Wednesday, July 25, 2012

Ironman Arizona 2012, Let it Begin

I have attempted to set up my training as the textbooks say, but I have never been successful. I have written weekly plans with specific dates and have not been disciplined enough to follow them. Usually, I can put together a rough workout schedule, but this year there was something different. A little 7 pound 2 ounce beautiful baby boy named Daelen entered the picture. He decided to enter the world 5 weeks early and come May 27th instead of June 30th. I found myself fairly busy playing catch-up: putting together baby swings, buying burp cloths and attempting to find out where the owner’s manual was for this little joy.
Daelen Mathew Peele still i the hospital and 1 day old here

In all of the chaos, I failed to get a workout in for almost two months. A week and a half ago, my “I have to complete an Ironman in four months” alarm went off, and so far I am in my most disciplined training set of days in memory. This has not been an easy thing with work and my wonderful wife still on maternity leave with Daelen.
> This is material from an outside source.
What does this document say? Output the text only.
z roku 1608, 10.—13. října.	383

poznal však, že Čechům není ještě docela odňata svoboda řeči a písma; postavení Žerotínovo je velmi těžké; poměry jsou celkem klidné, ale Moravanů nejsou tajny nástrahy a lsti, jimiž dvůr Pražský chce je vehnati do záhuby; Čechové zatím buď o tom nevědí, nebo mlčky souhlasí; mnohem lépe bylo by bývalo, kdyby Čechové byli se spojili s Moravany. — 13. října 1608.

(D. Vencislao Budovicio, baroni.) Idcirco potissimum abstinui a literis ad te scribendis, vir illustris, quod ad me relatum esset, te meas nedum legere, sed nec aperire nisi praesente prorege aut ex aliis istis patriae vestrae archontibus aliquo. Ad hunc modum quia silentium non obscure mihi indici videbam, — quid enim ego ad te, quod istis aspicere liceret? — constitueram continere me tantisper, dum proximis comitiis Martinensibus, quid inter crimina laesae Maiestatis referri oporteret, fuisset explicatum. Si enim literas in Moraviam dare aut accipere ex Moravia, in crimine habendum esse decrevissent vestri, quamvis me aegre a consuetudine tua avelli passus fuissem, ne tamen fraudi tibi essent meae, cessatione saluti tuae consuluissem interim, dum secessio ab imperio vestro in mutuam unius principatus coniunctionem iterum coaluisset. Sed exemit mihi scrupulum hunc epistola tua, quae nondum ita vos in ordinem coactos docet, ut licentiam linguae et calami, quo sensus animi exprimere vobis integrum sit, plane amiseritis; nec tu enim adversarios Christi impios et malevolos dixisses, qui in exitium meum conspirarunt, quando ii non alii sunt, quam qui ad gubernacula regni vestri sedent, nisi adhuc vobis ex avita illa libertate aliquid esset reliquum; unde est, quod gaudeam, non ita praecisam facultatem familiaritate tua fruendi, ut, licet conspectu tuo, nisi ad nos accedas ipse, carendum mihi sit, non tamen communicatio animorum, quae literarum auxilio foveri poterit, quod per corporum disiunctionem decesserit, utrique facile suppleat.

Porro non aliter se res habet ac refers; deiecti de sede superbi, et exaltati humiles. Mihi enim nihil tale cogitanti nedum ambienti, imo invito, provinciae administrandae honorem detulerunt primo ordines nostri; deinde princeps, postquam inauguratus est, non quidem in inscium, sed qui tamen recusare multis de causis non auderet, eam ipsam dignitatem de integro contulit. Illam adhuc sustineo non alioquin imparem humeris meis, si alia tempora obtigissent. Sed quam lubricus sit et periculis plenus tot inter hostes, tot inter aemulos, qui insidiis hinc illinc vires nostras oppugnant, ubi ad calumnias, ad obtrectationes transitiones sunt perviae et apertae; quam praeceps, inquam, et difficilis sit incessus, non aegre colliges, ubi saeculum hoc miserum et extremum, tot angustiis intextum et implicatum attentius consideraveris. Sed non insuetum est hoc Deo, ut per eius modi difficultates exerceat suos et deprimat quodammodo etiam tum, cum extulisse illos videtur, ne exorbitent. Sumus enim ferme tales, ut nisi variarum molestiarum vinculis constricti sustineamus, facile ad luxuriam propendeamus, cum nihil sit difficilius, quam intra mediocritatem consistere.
I swam 4 times, ran 4 times, and biked on a trainer 4 times. My swims have progressed from 5 sets of 250 yards over an hour to 2500 yards in 50 minutes. My run has progressed from a 100 minute 8 mile run to a 79 minute 8 mile run. The bike has gotten easier and my breathing is starting to adjust with my renewed cardio. I am working on core exercises every time I swim, and I even hit LA Fitness on the way home from work yesterday after an 11 hour duty day with 4 flights.

There is one other important detail to note here. I do not have my trusted training partner to push for the same goal as me. When I was unable to do Ironman Coeur D'Alene, I missed out on the last chance for the year to do full Ironman training with the Firefighter. This means it's time to grow up and commit to training solo. I'm actually excited for this. On long workouts, I have a lot more to think about with my family and little boy and football season is coming up so I can listen to fantasy football podcasts. I have always depended on training with others, but on race day you are by yourself. Hopefully it is going to prove invaluable to have done a lot of the workouts that way.

My plan is simple and with a specific focus. I will do my best to only have one true rest day a week until November. I will swim at least once a week working towards getting my 2500 yard time into a 1:05 Ironman pace. I will focus my running on getting 8 to 10 mile runs under a 9 minute pace and I will keep working on getting stronger on the bike while working on my core. This is until September. From then on I will keep doing the same kind of swimming (maybe increasing to 3000 yards per workout) and then spending 2 months building distance to marathon and 112 mile bike range. I don't think this is the best way of doing things, but it does me no good to increase distances when I am only now getting a handle on these short workouts.

I weigh 195 pounds right now (down from 200). I am hoping to thin up and put absolutely zero emphasis on weight training. This will help me get lighter and stay as fresh as possible for my workouts. I will keep you updated on how this plan works out. I have never waited this long to start from a zero base and not one of my workouts this last 10 days or so has felt easy. They say sprinters can run long distance, so I'm hoping working harder on these shorter workouts for another month very hard will help that prove true. Eight miles is no sprint on the run, but next to a marathon it might as well be. As a reference, I’m using a new book I'm reading: Triathlete Magazine's Essential Week by Week Training Guide: Plans, Scheduling, Tips, and Workout Goals for Triathletes of All Levels by Matt Fitzgerald. This is a good reference, but there are no plans for my particular situation. For those of you thinking of doing a race, but like me are bad at coming up with a training schedule, this is a winner. It does an excellent job of helping for all performance levels and all distances.

Life never lets me attack one of these races the same way. My first Ironman involved a heart virus, my third a new job and a broken bike, this one a tight timeline and a baby Daelen. The finish line is worth the journey though. So as I said before, “Let it Begin."